I texted two of my close friends.
“I’m crying and I’m jacked up and I have laryngitis and I’m about to turn 40, and…” blah blah blah, I started thinking and talking about so many other bizarre things, like the time I was in second grade and wanted to start a sticker club at recess but no one liked my stickers.
My friends listened. My friends encouraged. I cried more. My laryngitis got worse from the crying. And then they sent me love and light and I was mostly fine.
I bought a Starbucks drink, went into Walgreens and bought tissues and some random kissy emoji that was on a keychain and, for some reason, was calling my name.
I looked down at that emoji key chain and was like, “hmmmm. Maybe I can picture that emoji sending me love. Self love. Self compassion.”
I think I may have even said that outloud in my raspy laryngitical (is that a word ? OMG) voice, because other people were looking at me like I was borderline disturbed.

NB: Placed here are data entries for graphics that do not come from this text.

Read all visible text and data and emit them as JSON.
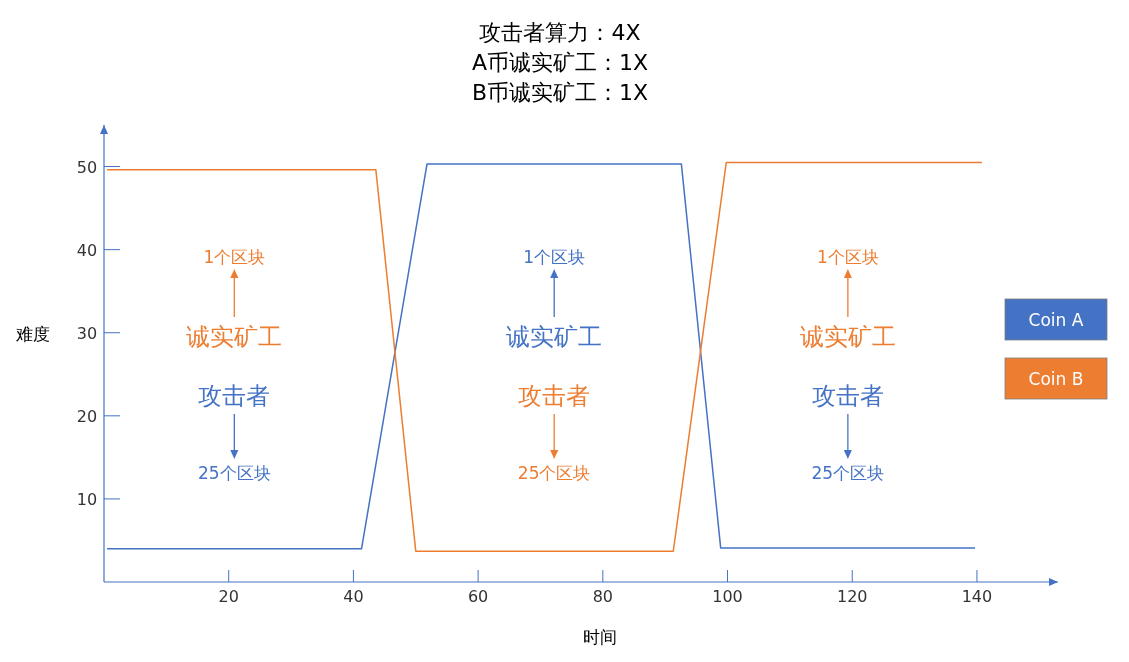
{
  "chart_data": {
    "type": "line",
    "title": "攻击者算力：4X\nA币诚实矿工：1X\nB币诚实矿工：1X",
    "xlabel": "时间",
    "ylabel": "难度",
    "xlim": [
      0,
      153
    ],
    "xticks": [
      20,
      40,
      60,
      80,
      100,
      120,
      140
    ],
    "ylim": [
      0,
      55
    ],
    "yticks": [
      10,
      20,
      30,
      40,
      50
    ],
    "grid": false,
    "legend": "right",
    "marker": "none",
    "line_style": "solid",
    "series": [
      {
        "name": "Coin A",
        "color": "#4472c4",
        "x": [
          0.5,
          41.3,
          51.8,
          92.6,
          98.9,
          139.7
        ],
        "values": [
          4,
          4,
          50.3,
          50.3,
          4.1,
          4.1
        ]
      },
      {
        "name": "Coin B",
        "color": "#ed7d31",
        "x": [
          0.5,
          43.6,
          50,
          91.3,
          99.8,
          140.8
        ],
        "values": [
          49.6,
          49.6,
          3.7,
          3.7,
          50.5,
          50.5
        ]
      }
    ],
    "annotations": [
      "1个区块",
      "诚实矿工",
      "攻击者",
      "25个区块",
      "1个区块",
      "诚实矿工",
      "攻击者",
      "25个区块",
      "1个区块",
      "诚实矿工",
      "攻击者",
      "25个区块"
    ]
  }
}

But I drove away, feeling satisfied with my purchases, and entered the event. I hugged children, drank Starbucks, saw kind colleagues and happy people, and then felt normal again.
You guys, FEELINGS ARE JUST FEELINGS. Sometimes you just have to wait them out a little bit. Pay attention to your heart. Pay attention to your center. It’s a struggle every single day to be the person I’m intended to be.

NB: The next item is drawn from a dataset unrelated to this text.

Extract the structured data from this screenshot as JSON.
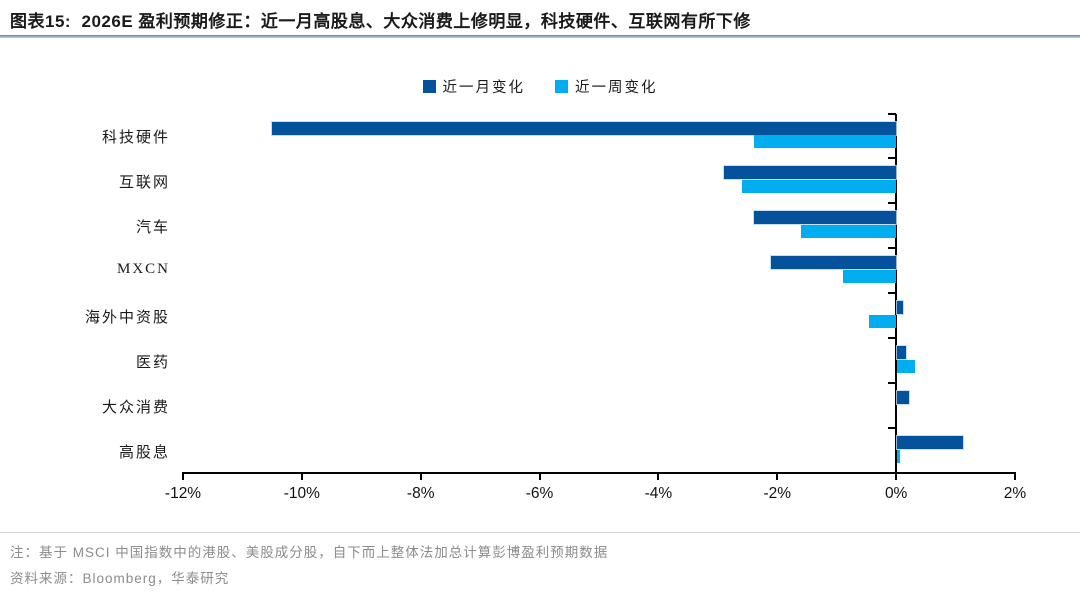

I’m sensitive. What that means is that while I can be very empathetic, I also feel the feels pretty deeply sometimes. Sometimes I will just feel sad. No real trigger. No real reason. Just disappointed or empty.
And sometimes there is a VERY real reason-a very disconcerting one, and that’s another kind of sadness. I’m all too familiar with both genres of sadness.
In the next couple of days, I’ll be looking at my key chain for encouragement on how to get through this turning 40 gibberish. It’s either that or I’m grabbing some forks.